Alexander is an “incisive and influential theorist of transnational feminism, whose work has transformed how we think about heterosexuality, the nation and nation building, the state, citizenship and coloniality and postcoloniality in the Caribbean,” Ray said.

Ray explained that this work is not only well respected by a plethora of scholars across the globe, ranging from rural America to the Netherlands, but also that “in naming this annual lecture series after her, we both honor her work and remain inspired, provoked and challenged by it.” 

In welcoming Smith to the stage, Ray acknowledged Smith’s intellectual curiosity, personal generosity and “ability to see and cultivate the best in those around her.” Ray added that in Smith’s upcoming book, she discusses “the period just before the beginning of the first World War, when the fantastical resolutions of the fiction and their complex responses to photography show Caribbean people measuring the growing imperial interest of the USA.”

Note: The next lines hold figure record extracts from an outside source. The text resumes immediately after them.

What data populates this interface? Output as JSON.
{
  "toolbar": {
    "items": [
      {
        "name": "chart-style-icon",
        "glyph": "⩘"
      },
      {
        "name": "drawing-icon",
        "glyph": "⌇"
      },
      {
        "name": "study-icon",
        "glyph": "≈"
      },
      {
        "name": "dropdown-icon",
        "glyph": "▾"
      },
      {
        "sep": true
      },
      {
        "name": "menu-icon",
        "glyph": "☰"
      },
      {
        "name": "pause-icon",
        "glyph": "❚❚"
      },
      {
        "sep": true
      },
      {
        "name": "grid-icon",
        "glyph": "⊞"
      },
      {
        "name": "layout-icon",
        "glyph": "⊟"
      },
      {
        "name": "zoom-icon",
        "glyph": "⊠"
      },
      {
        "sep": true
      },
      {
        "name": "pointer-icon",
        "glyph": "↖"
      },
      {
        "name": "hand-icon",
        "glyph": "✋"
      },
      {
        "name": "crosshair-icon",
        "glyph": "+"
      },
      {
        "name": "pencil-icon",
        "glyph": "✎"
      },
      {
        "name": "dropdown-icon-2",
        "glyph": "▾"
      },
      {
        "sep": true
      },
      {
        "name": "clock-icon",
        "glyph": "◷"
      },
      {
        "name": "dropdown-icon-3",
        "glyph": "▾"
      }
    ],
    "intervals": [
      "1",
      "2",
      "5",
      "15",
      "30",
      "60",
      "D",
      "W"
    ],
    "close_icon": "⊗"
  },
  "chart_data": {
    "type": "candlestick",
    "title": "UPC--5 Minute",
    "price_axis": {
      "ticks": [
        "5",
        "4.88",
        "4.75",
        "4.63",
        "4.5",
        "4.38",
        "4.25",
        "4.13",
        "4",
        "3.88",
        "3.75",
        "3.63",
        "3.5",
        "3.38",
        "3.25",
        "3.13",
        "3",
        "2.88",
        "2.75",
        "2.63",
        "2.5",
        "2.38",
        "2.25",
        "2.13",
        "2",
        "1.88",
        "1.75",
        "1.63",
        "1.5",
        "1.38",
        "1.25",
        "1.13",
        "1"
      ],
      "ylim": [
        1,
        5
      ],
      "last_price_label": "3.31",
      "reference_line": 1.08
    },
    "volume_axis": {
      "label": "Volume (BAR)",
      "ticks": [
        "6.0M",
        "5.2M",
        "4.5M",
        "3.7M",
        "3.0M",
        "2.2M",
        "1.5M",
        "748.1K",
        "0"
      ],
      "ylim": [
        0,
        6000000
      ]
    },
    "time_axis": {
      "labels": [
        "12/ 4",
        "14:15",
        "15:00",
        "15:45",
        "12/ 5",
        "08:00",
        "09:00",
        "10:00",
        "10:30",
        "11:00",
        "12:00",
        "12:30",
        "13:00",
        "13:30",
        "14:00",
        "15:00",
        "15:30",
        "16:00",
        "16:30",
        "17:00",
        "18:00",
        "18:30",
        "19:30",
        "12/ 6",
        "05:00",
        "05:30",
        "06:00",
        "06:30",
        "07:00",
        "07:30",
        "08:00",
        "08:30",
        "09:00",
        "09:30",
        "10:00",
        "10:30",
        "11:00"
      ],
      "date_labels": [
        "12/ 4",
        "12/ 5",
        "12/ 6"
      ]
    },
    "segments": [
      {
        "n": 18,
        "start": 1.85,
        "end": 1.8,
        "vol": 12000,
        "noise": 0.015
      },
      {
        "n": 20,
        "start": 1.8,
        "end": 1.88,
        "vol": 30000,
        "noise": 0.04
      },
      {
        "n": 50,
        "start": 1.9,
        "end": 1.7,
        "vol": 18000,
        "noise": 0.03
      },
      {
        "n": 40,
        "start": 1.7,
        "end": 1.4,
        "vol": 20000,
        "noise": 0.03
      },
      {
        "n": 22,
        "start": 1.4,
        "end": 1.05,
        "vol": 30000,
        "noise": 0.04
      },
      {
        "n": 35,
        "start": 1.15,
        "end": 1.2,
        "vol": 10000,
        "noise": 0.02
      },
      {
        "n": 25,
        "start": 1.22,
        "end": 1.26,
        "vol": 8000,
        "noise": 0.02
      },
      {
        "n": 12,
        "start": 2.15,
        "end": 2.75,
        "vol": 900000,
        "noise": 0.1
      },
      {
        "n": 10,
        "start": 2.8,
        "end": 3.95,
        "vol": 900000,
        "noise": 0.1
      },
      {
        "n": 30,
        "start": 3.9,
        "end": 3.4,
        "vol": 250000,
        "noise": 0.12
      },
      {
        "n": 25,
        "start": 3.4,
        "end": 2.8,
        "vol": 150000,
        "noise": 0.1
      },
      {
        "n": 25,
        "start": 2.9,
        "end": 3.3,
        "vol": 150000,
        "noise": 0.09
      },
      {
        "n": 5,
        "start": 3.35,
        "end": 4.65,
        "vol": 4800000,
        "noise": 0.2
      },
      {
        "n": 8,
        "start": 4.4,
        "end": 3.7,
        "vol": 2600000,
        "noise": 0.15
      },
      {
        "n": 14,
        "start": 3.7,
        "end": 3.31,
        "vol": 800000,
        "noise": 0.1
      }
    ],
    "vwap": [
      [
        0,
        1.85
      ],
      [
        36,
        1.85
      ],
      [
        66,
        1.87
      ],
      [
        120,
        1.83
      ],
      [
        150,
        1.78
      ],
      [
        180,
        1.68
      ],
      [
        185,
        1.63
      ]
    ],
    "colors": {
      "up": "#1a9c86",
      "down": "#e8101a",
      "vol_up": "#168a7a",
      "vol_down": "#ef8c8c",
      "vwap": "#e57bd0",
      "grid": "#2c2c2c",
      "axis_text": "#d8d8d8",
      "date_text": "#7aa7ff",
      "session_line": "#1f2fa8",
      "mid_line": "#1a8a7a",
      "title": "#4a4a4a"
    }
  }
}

As Smith read her excerpt, she touched on topics such as anglophone Caribbean history, imperialism and sexual identities inscribed in colonial and post-colonial law.  

Smith also discussed her experience working in the AAAS department. “To get to dream alongside these colleagues is a blessing, and there are students who tell us everyday that what has come before and what prevails now can always be reimagined,” she said.